To WHAT?! We don’t know, because Carl isn’t really listening to what she’s saying, and instead tells her not to tell him goodbye.
“OK, I won’t,” she responds.
Later, they hear a commotion outside the house, and Carl runs out with his gun and saves Ron from the Wolf who’s chasing him. Carl tells Ron to come into the house, that he can keep him safe, but when Ron sees Enid standing in the doorway, he runs off.
Back inside the house, things have calmed down, and Carl looks around for Enid. She’s not there, but he finds a piece of paper she left on the floor: “Just Survive Somehow.”
Carl reads it and goes to the kitchen, where the timer is going off. All that destruction took just 45 minutes, the same amount of time it took Carol’s celery soup casserole to bake.
Zombie Bites:
* Yup, using cola to bake canned ham is a thing.
* Deanna backed Rick’s plan for the quarry walkers, but still seems to be holding back on giving him and the group her full trust. But when the Wolves attack, she wisely tells Maggie she’ll remain outside the gates — with son Spencer protecting her — because inside, without a gun or fighting skills, she would just be another thing those who can defend themselves have to protect.
* Ron asked his mom if Rick is her friend. She said yes.
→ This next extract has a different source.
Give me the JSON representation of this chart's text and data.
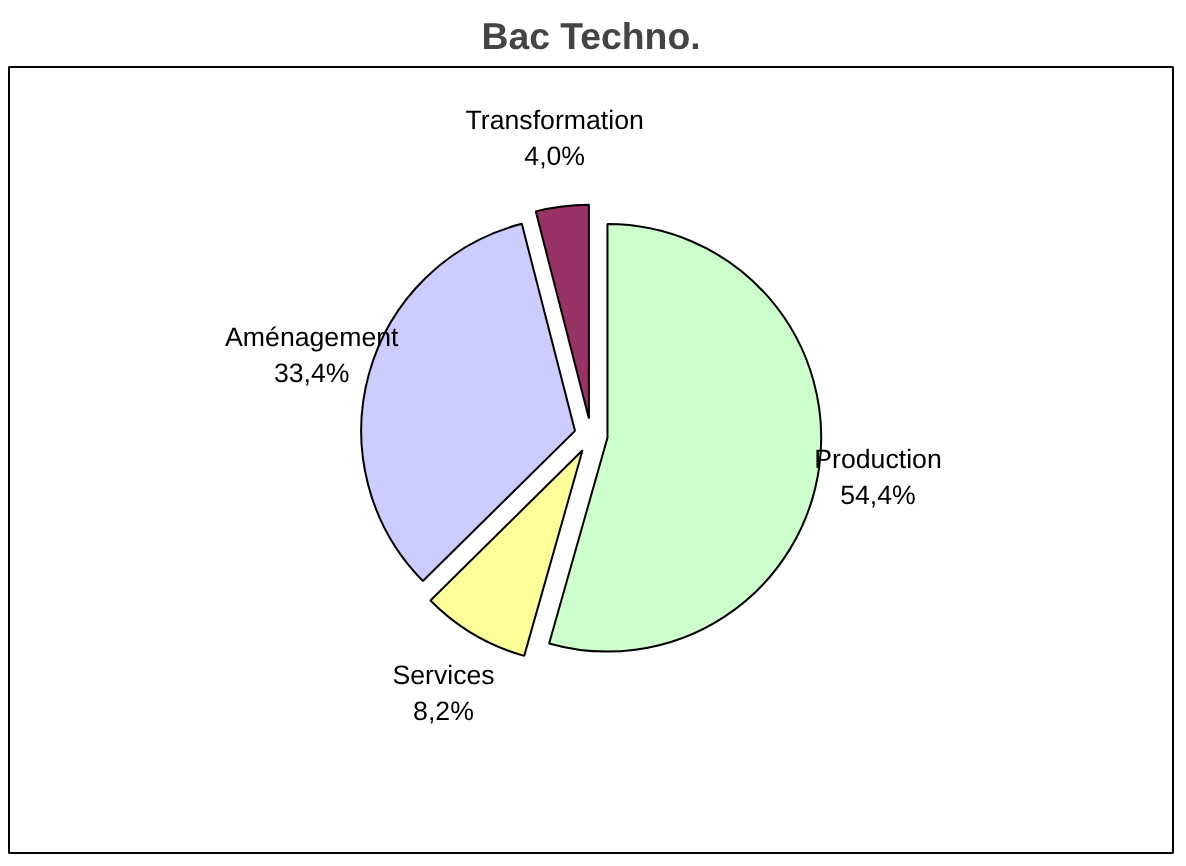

So, hope’s alive, ‘shippers.
* We may — may — have to stop calling Gabriel Father Weasel soon. He approached Carl and apologized for telling Deanna she shouldn’t trust Rick and company, and admitted he was really ashamed of his own behavior. Hmmm. He also asked Carl to help him learn some survival skills, and they had a date for a machete lesson, which will now have to be rescheduled, because, Wolves.
* The Wolf who ran out of Alexandria with a gun: Morgan is almost certainly going to regret allowing that to happen.
* Aaron found a package of his photos of Alexandria, the ones he used to recruit Rick’s group to the safe zone, among a dead Wolf’s things. He assumes that’s how the Wolves found their way to Alexandria, but… see below.
OK, Dead-heads, let’s hear your reactions to “JSS”: Enid… she’s with the Wolves, right? She was the “trap” the Wolf who tried to kill Gabriel was talking about? That’s why she hesitated outside the Alexandria gate the first time she arrived there, because she knew what the Wolves had planned? That’s why she’s been sneaking outside Alexandria since Season 5, to rendezvous with the Wolves? And that’s why she has to keep reminding herself to “JSS” — it’s her coping mechanism, how she’s able to get through her Wolf assignment (not to mention noshing on that turtle)? Thoughts?
The Walking Dead airs Sundays at 9 p.m. on AMC.